Html.title.string.encode (' GBK '). The function of string is to get the text corresponding to the label
But the above method can only find the first satisfying tag, if there are multiple tags of the same name in the page how to distinguish, such as the following scenario: There are multiple spans and a label 

Then you need another way to get it. The following code uses the Find_all method to get all the structures labeled A and print them out 
Html.find_all (' a '):
A.encode (' GBK ')
The results are as follows, because too many of them are listed only as part of this.
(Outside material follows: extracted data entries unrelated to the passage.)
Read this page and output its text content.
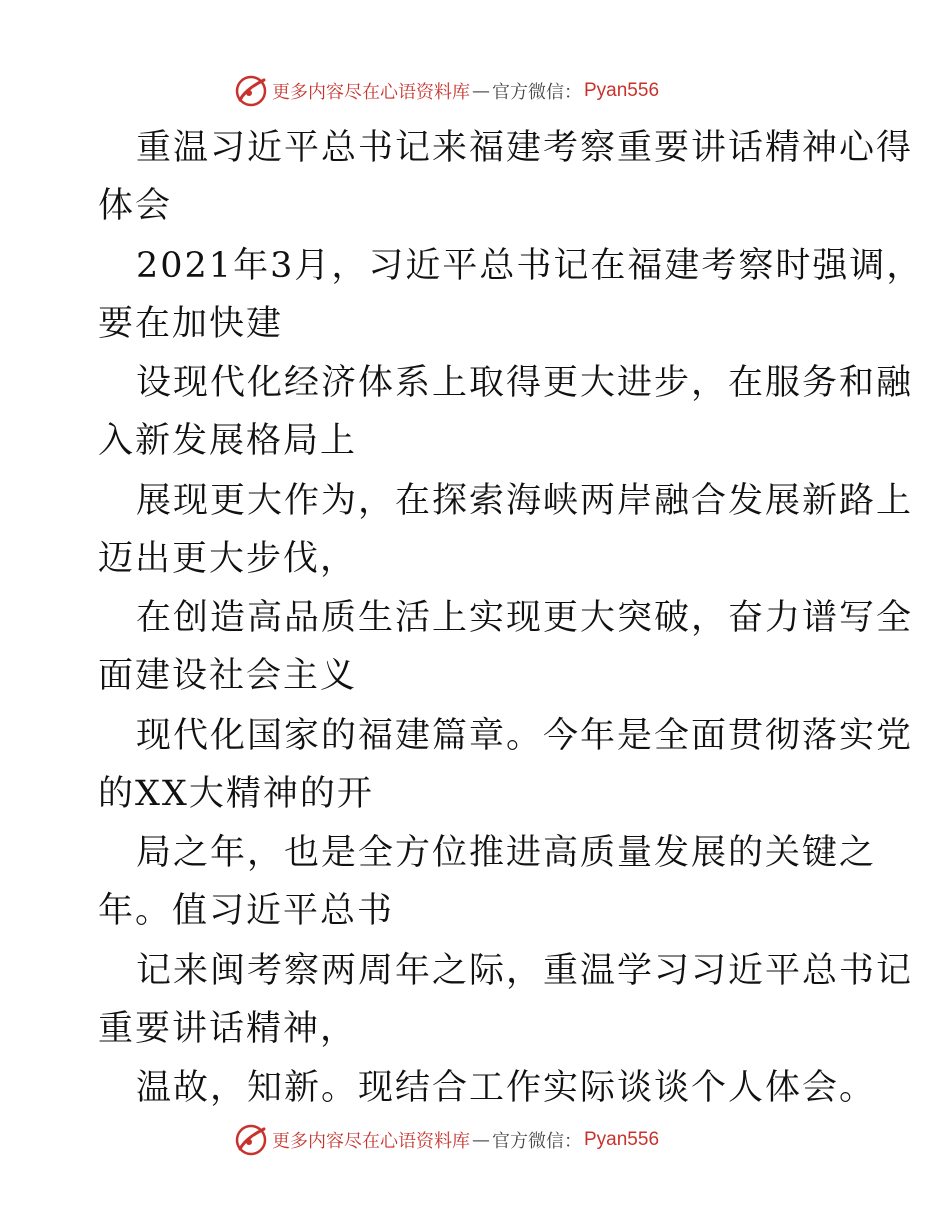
更多内容尽在心语资料库 — 官方微信： Pyan556
重温习近平总书记来福建考察重要讲话精神心得
体会
2021年3月，习近平总书记在福建考察时强调，
要在加快建
设现代化经济体系上取得更大进步，在服务和融
入新发展格局上
展现更大作为，在探索海峡两岸融合发展新路上
迈出更大步伐，
在创造高品质生活上实现更大突破，奋力谱写全
面建设社会主义
现代化国家的福建篇章。今年是全面贯彻落实党
的XX大精神的开
局之年，也是全方位推进高质量发展的关键之
年。值习近平总书
记来闽考察两周年之际，重温学习习近平总书记
重要讲话精神，
温故，知新。现结合工作实际谈谈个人体会。
更多内容尽在心语资料库 — 官方微信： Pyan556
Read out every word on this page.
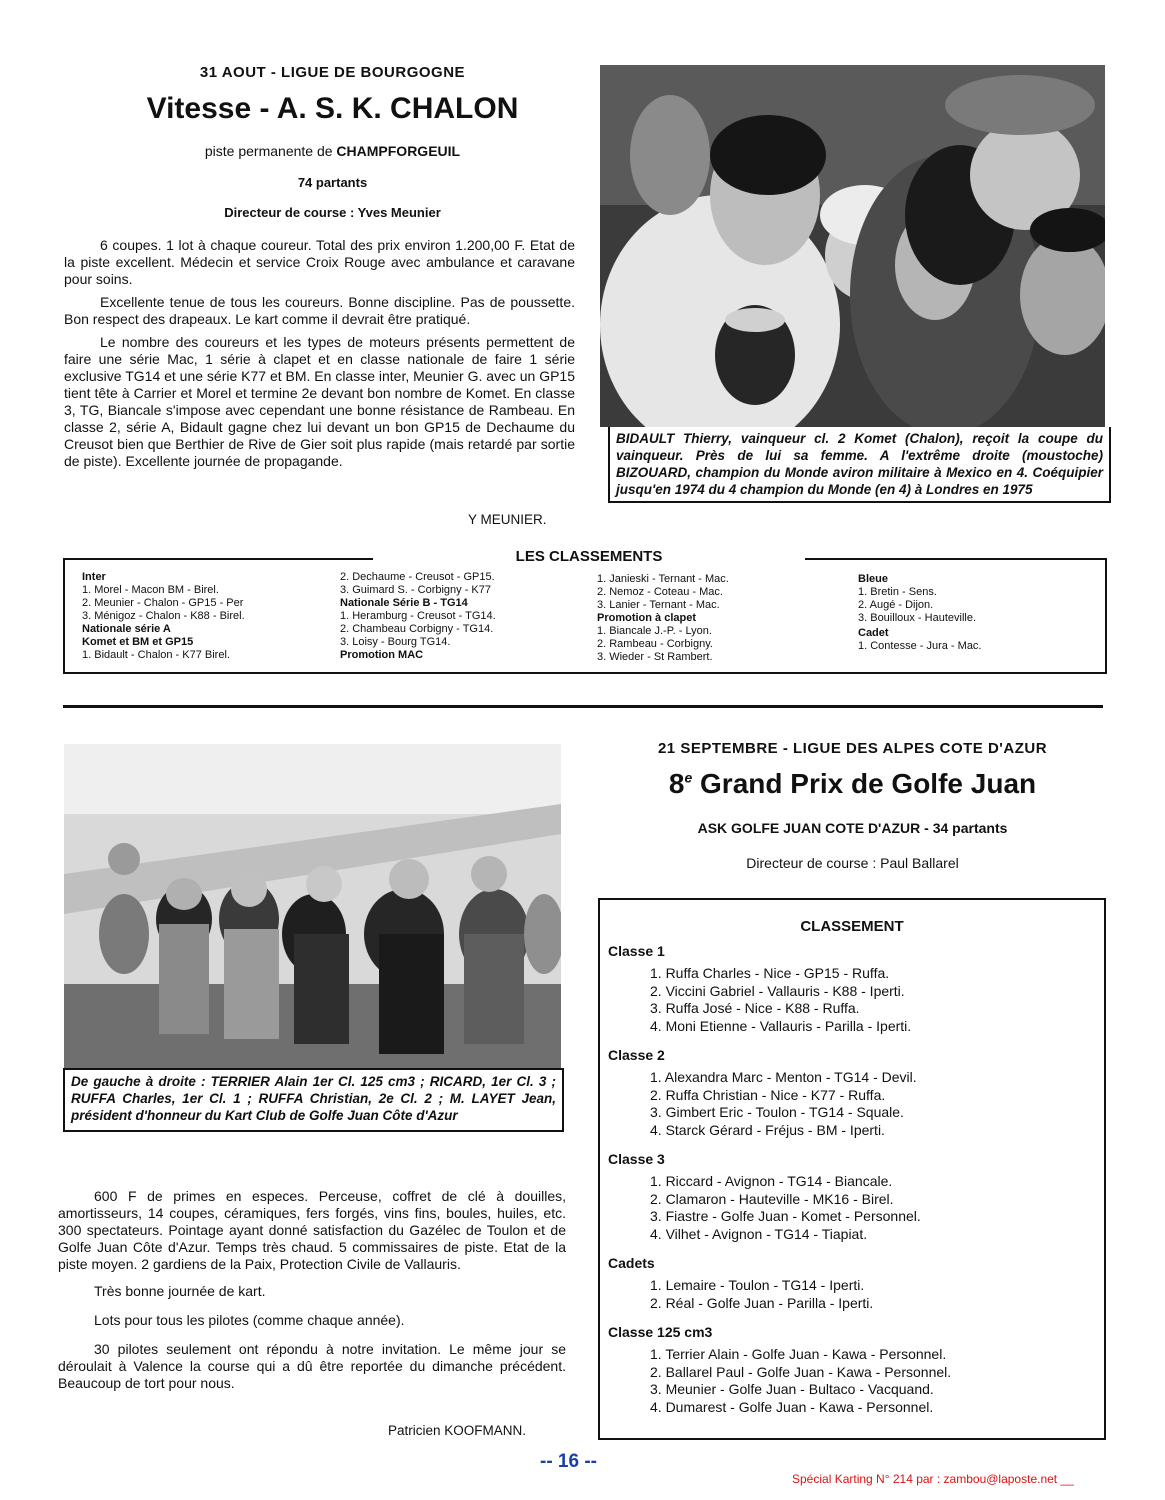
31 AOUT - LIGUE DE BOURGOGNE
Vitesse - A. S. K. CHALON
piste permanente de CHAMPFORGEUIL
74 partants
Directeur de course : Yves Meunier

6 coupes. 1 lot à chaque coureur. Total des prix environ 1.200,00 F. Etat de la piste excellent. Médecin et service Croix Rouge avec ambulance et caravane pour soins.

Excellente tenue de tous les coureurs. Bonne discipline. Pas de poussette. Bon respect des drapeaux. Le kart comme il devrait être pratiqué.

Le nombre des coureurs et les types de moteurs présents permettent de faire une série Mac, 1 série à clapet et en classe nationale de faire 1 série exclusive TG14 et une série K77 et BM. En classe inter, Meunier G. avec un GP15 tient tête à Carrier et Morel et termine 2e devant bon nombre de Komet. En classe 3, TG, Biancale s'impose avec cependant une bonne résistance de Rambeau. En classe 2, série A, Bidault gagne chez lui devant un bon GP15 de Dechaume du Creusot bien que Berthier de Rive de Gier soit plus rapide (mais retardé par sortie de piste). Excellente journée de propagande.

Y MEUNIER.
BIDAULT Thierry, vainqueur cl. 2 Komet (Chalon), reçoit la coupe du vainqueur. Près de lui sa femme. A l'extrême droite (moustoche) BIZOUARD, champion du Monde aviron militaire à Mexico en 4. Coéquipier jusqu'en 1974 du 4 champion du Monde (en 4) à Londres en 1975
LES CLASSEMENTS
Inter
1. Morel - Macon BM - Birel.
2. Meunier - Chalon - GP15 - Per
3. Ménigoz - Chalon - K88 - Birel.
Nationale série A
Komet et BM et GP15
1. Bidault - Chalon - K77 Birel.
2. Dechaume - Creusot - GP15.
3. Guimard S. - Corbigny - K77
Nationale Série B - TG14
1. Heramburg - Creusot - TG14.
2. Chambeau Corbigny - TG14.
3. Loisy - Bourg TG14.
Promotion MAC
1. Janieski - Ternant - Mac.
2. Nemoz - Coteau - Mac.
3. Lanier - Ternant - Mac.
Promotion à clapet
1. Biancale J.-P. - Lyon.
2. Rambeau - Corbigny.
3. Wieder - St Rambert.
Bleue
1. Bretin - Sens.
2. Augé - Dijon.
3. Bouilloux - Hauteville.
Cadet
1. Contesse - Jura - Mac.
De gauche à droite : TERRIER Alain 1er Cl. 125 cm3 ; RICARD, 1er Cl. 3 ; RUFFA Charles, 1er Cl. 1 ; RUFFA Christian, 2e Cl. 2 ; M. LAYET Jean, président d'honneur du Kart Club de Golfe Juan Côte d'Azur

600 F de primes en especes. Perceuse, coffret de clé à douilles, amortisseurs, 14 coupes, céramiques, fers forgés, vins fins, boules, huiles, etc. 300 spectateurs. Pointage ayant donné satisfaction du Gazélec de Toulon et de Golfe Juan Côte d'Azur. Temps très chaud. 5 commissaires de piste. Etat de la piste moyen. 2 gardiens de la Paix, Protection Civile de Vallauris.

Très bonne journée de kart.

Lots pour tous les pilotes (comme chaque année).

30 pilotes seulement ont répondu à notre invitation. Le même jour se déroulait à Valence la course qui a dû être reportée du dimanche précédent. Beaucoup de tort pour nous.

Patricien KOOFMANN.
21 SEPTEMBRE - LIGUE DES ALPES COTE D'AZUR
8e Grand Prix de Golfe Juan
ASK GOLFE JUAN COTE D'AZUR - 34 partants
Directeur de course : Paul Ballarel
CLASSEMENT
Classe 1
1. Ruffa Charles - Nice - GP15 - Ruffa.
2. Viccini Gabriel - Vallauris - K88 - Iperti.
3. Ruffa José - Nice - K88 - Ruffa.
4. Moni Etienne - Vallauris - Parilla - Iperti.
Classe 2
1. Alexandra Marc - Menton - TG14 - Devil.
2. Ruffa Christian - Nice - K77 - Ruffa.
3. Gimbert Eric - Toulon - TG14 - Squale.
4. Starck Gérard - Fréjus - BM - Iperti.
Classe 3
1. Riccard - Avignon - TG14 - Biancale.
2. Clamaron - Hauteville - MK16 - Birel.
3. Fiastre - Golfe Juan - Komet - Personnel.
4. Vilhet - Avignon - TG14 - Tiapiat.
Cadets
1. Lemaire - Toulon - TG14 - Iperti.
2. Réal - Golfe Juan - Parilla - Iperti.
Classe 125 cm3
1. Terrier Alain - Golfe Juan - Kawa - Personnel.
2. Ballarel Paul - Golfe Juan - Kawa - Personnel.
3. Meunier - Golfe Juan - Bultaco - Vacquand.
4. Dumarest - Golfe Juan - Kawa - Personnel.
-- 16 --
Spécial Karting N° 214 par : zambou@laposte.net __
If you want to get the contents of these nodes you can use the Get_text () method. as follows:
Html.find_all (' a '):
a.get_text ()
If you want to get all the properties of these nodes, you can use the following method:
Html.find_all (' a '):
A.attrs
If you want to get the value of a property, the previous a.attrs returns a dictionary. For example, to get the value of the class attribute, use the following method 
Html.find_all (' a '):
a.attrs[' class ']
The Find_all method can also give the lookup a qualified value: for example, to get the <a href= "1.shtml" > Label as shown below

Here the first parameter represents the tag name, the second parameter represents the property name
Html.find_all (' A ',href="1.shtml"):
A.encode (' GBK ')
You can also set multiple parameter lookups, such as finding the label for a form

Html.find_all (' form ',method="POST",target="_blank" ) ):
A.encode (' GBK ')
Of course, in the search can also use regular expressions, such as Re.complie ("a.*") and other methods
You can also limit the number of lookups: The following expression is the first 5 search results
Html.find_all (' A ', limit=5):
a.attrs[' class ']
The Find family also has find_parents/find_parent to locate the parent node. find_next_siblings ()/find_next_sibling () find the next brother and 
Find_previous_siblings ()/find_previous_sibling () finds the previous sibling node.

The beautfiulsoup of Python web crawler

Contact Us

The content source of this page is from Internet, which doesn't represent Alibaba Cloud's opinion; products and services mentioned on that page don't have any relationship with Alibaba Cloud. If the content of the page makes you feel confusing, please write us an email, we will handle the problem within 5 days after receiving your email.

If you find any instances of plagiarism from the community, please send an email to: info-contact@alibabacloud.com and provide relevant evidence. A staff member will contact you within 5 working days.

A Free Trial That Lets You Build Big!

Start building with 50+ products and up to 12 months usage for Elastic Compute Service

  • Sales Support

    1 on 1 presale consultation

  • After-Sales Support

    24/7 Technical Support 6 Free Tickets per Quarter Faster Response

  • Alibaba Cloud offers highly flexible support services tailored to meet your exact needs.